Наутро, проснувшись, я не увидел его рядом, и только лишь одинокое белое перо валялось на том месте, где ночевал Пушкин, чтобы мыслить и страдать. Но это перо вполне могло быть пером из моих крыл, таких же белых, какие были и у Пушкина, — столь же ценных для меня, как и для вернувшегося страдальца и мыслителя Александра Сергеевича. Мои крылья были подарены мне моей матушкой Александрой Владимировной, между всеми нами троими ничего разделительного не было, поэтому я, не спеша, тщательно нацепил на липучки свои крылья, расправил их — и взлетел над круглой ротондой советского метро «Краснопресненская». Пролетарский бронзовый идол Водомуж проводил меня довольно-таки враждебным взглядом.

Москва, куда вернулся Пушкин, чтобы еще страдать и мыслить далее, была мало похожа на ту Москву, где Александр был счастлив, венчавшись с Натальей Гончаровой, у которой была сестра Александра. Моя матушка тоже была Александра, и отец — Андрей Александрович, в Москве и у меня была когда-то жена Наталья, — обо всем этом я мыслил, незримо для москвичей паря над ними, и потихонечку дичайше страдал. В руке моей было белое перышко, выпавшее из крыла пушкинского Пегаса и оставленное мне на память Александром — корейцу от эфиопа.

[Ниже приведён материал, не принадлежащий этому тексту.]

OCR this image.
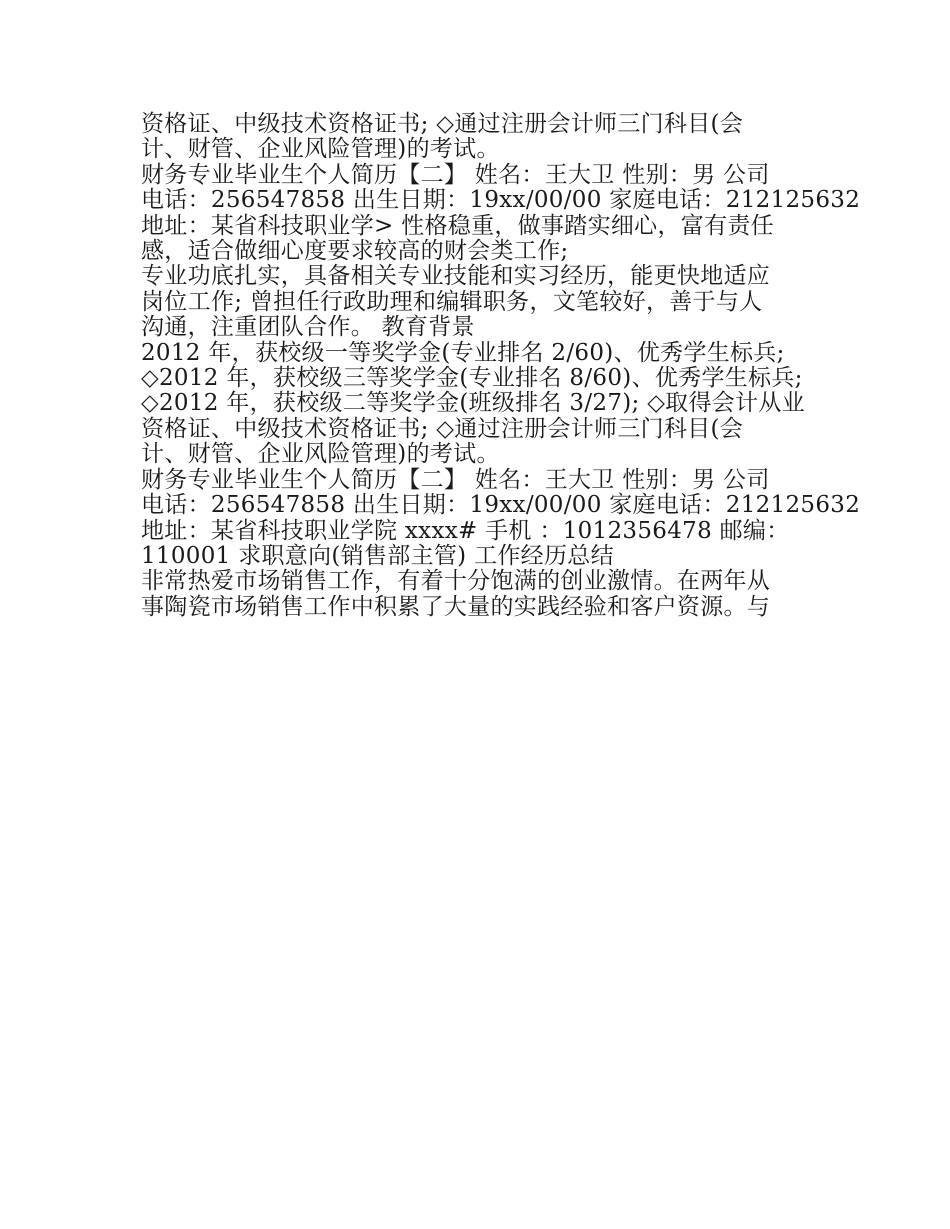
资格证、中级技术资格证书; ◇通过注册会计师三门科目(会

计、财管、企业风险管理)的考试。

财务专业毕业生个人简历【二】 姓名：王大卫 性别：男 公司

电话：256547858 出生日期：19xx/00/00 家庭电话：212125632

地址：某省科技职业学> 性格稳重，做事踏实细心，富有责任

感，适合做细心度要求较高的财会类工作;

专业功底扎实，具备相关专业技能和实习经历，能更快地适应

岗位工作; 曾担任行政助理和编辑职务，文笔较好，善于与人

沟通，注重团队合作。 教育背景

2012 年，获校级一等奖学金(专业排名 2/60)、优秀学生标兵;

◇2012 年，获校级三等奖学金(专业排名 8/60)、优秀学生标兵;

◇2012 年，获校级二等奖学金(班级排名 3/27); ◇取得会计从业

资格证、中级技术资格证书; ◇通过注册会计师三门科目(会

计、财管、企业风险管理)的考试。

财务专业毕业生个人简历【二】 姓名：王大卫 性别：男 公司

电话：256547858 出生日期：19xx/00/00 家庭电话：212125632

地址：某省科技职业学院 xxxx# 手机 ：1012356478 邮编：

110001 求职意向(销售部主管) 工作经历总结

非常热爱市场销售工作，有着十分饱满的创业激情。在两年从

事陶瓷市场销售工作中积累了大量的实践经验和客户资源。与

Я тронул пальцем кончик белого пера, и открылась мне книга Сочинений А. С. Пушкина, она вся помещалась в белом перышке, весьма похожем на обыкновенное гусиное перо. Притрагиваясь пальцем в том или ином месте этого самого сильного русского стила, я открывал тот или иной стих:

…Схватили под руки жену с ее сестрой, И обнажили, и вниз пихнули с криком — И обе, сидючи, пустились вниз стрелой. Порыв отчаянья я внял в их вопле диком: Стекло их резало, впивалось в тело им. А бесы прыгали в веселии великом. Я издали глядел, — смущением томим.

Москва! Москва! Пушкинские московские тайны, поток супружеского счастья, истекшего от Храма Большого Вознесения на Бульварном кольце, у Никитских ворот, и закончившегося струйкой крови в сугробе на Черной речке под Санкт-Петербургом. Александра и Наталья, обе, сидючи, пустились вниз стрелой, и моя жена Наталья, и матушка моя вечная Александра Владимировна, и дед мой по отцу Александр, через своего сына Андрея Александровича, — всех нас собрала у себя Москва. Я тихо месил крылами своими смоговый московский воздух и «издали глядел, смущением томим».

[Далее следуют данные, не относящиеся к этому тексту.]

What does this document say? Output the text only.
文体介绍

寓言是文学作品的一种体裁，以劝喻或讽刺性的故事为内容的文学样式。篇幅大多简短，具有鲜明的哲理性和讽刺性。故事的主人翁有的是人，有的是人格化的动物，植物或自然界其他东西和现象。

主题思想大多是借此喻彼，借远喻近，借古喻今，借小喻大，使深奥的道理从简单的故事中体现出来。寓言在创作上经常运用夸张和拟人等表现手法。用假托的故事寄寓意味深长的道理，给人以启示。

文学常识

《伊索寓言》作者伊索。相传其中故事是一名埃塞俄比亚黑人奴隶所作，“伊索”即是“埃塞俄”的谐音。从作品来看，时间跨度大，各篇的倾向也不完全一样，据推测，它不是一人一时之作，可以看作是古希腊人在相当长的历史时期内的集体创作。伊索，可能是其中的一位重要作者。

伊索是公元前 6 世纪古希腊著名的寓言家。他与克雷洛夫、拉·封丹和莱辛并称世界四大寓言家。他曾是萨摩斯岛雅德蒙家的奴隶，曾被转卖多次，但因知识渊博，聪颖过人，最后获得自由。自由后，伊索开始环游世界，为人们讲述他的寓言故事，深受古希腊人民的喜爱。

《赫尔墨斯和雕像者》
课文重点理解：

Но, несмотря на безмерную печаль бренности, что можно было выразить в нашей жизни только словами, сами же слова — каждое человеческое слово, — было безсмертно, из вселенной Ла.

В моей блуждающей судьбе, Москва, я думал о тебе!

Световой осколок Ла, проскочивший из очей моей матушки в мои глаза, когда она меня знакомила с корнем женьшеня по имени Коныр, попал со мною, сохраненный в сердце, в московскую ноосферу. Прорастя в ней, дал те цветы и плоды творчества, что стали известны как «Акимовский метафизический реализм» и «новая философия бессмертия». (Определения московских ноосферцев.) Но мне больше нравилось написание этого слова через «з» — безсмертие.

Я мог уверенно, свободно парить над Москвою в тех белых крыльях, которые были вручены мне матушкой вместе со светом энергии Ла, чем она снабдила меня, своего любимого сына, когда родила его, растила — и благословила на всю протяженность его человеческой жизни.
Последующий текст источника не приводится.